Wednesday, June 30, 2004

Recall the Recounters

CNET takes a good luck at the controversy surrounding electronic voting ("E-voting: Nightmare or nirvana?") by lining up a panel of four experts, pro and con, security experts and civil rights proponents one of each on the "pro" side and one of each on the "con" side. And the "con" security guy really does try a "con job." David Dill, a computer science professor at Stanford University and founder of, a group that advocates mandatory paper-based audit systems for electronic ballots, has a bee in his bonnet about re-counts, of all things. But, as most unbiased experts in computer tabulation will tell you, there's no need for a recount with a computer-based election! Well, depending on how the votes from multiple machines are counted (manually?) or how there data is entered into an accumulator (by hand?) there may be a need to re-do the math. But neither of those scenarios require a paper trail!
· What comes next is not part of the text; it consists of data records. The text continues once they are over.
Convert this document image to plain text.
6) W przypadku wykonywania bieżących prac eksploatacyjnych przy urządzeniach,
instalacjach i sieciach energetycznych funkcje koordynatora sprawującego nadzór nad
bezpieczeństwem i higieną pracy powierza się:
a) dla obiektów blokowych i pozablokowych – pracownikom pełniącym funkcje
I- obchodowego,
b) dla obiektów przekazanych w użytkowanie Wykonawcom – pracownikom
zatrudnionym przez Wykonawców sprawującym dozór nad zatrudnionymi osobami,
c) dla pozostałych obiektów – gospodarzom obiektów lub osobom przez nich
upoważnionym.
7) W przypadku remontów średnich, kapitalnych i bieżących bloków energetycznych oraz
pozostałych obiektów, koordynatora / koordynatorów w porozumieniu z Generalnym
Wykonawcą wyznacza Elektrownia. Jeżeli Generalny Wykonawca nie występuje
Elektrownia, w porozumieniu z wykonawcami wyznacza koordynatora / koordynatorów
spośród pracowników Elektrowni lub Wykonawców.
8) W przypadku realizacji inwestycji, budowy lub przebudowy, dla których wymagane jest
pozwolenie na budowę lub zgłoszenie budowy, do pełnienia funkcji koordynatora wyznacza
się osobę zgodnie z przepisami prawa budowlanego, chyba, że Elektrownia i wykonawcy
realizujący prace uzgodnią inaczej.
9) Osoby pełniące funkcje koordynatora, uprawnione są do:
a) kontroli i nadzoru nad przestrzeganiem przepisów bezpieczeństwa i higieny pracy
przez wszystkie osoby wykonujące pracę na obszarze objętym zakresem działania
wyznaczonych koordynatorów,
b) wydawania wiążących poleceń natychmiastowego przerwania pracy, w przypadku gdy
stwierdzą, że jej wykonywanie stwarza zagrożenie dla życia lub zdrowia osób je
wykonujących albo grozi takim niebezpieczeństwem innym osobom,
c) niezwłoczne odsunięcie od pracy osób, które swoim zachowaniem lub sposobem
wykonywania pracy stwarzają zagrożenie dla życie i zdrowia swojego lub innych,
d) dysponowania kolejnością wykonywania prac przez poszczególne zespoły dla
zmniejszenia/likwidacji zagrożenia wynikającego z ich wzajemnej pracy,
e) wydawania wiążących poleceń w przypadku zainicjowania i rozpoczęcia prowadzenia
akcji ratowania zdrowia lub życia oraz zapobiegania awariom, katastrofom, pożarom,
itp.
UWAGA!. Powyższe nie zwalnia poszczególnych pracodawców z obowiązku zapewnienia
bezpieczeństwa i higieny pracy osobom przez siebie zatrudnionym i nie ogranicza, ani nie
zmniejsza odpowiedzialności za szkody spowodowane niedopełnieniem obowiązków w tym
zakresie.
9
As Carnegie-Mellon University professor Michael Shamos rightly points out: " absolutely every other walk of life where we use machines, we verify them by testing and inspecting them. If it were really true that computer systems couldn't be tested, we would be fools to rely on them for electronic banking, lotteries, medical imaging, launching nuclear weapons, etc."

The recount issue is a sham issue and the proper government authorities should investigate to see why this red herring is constantly dragged across our path to easier, more efficient, user-friendly, more accurate elections.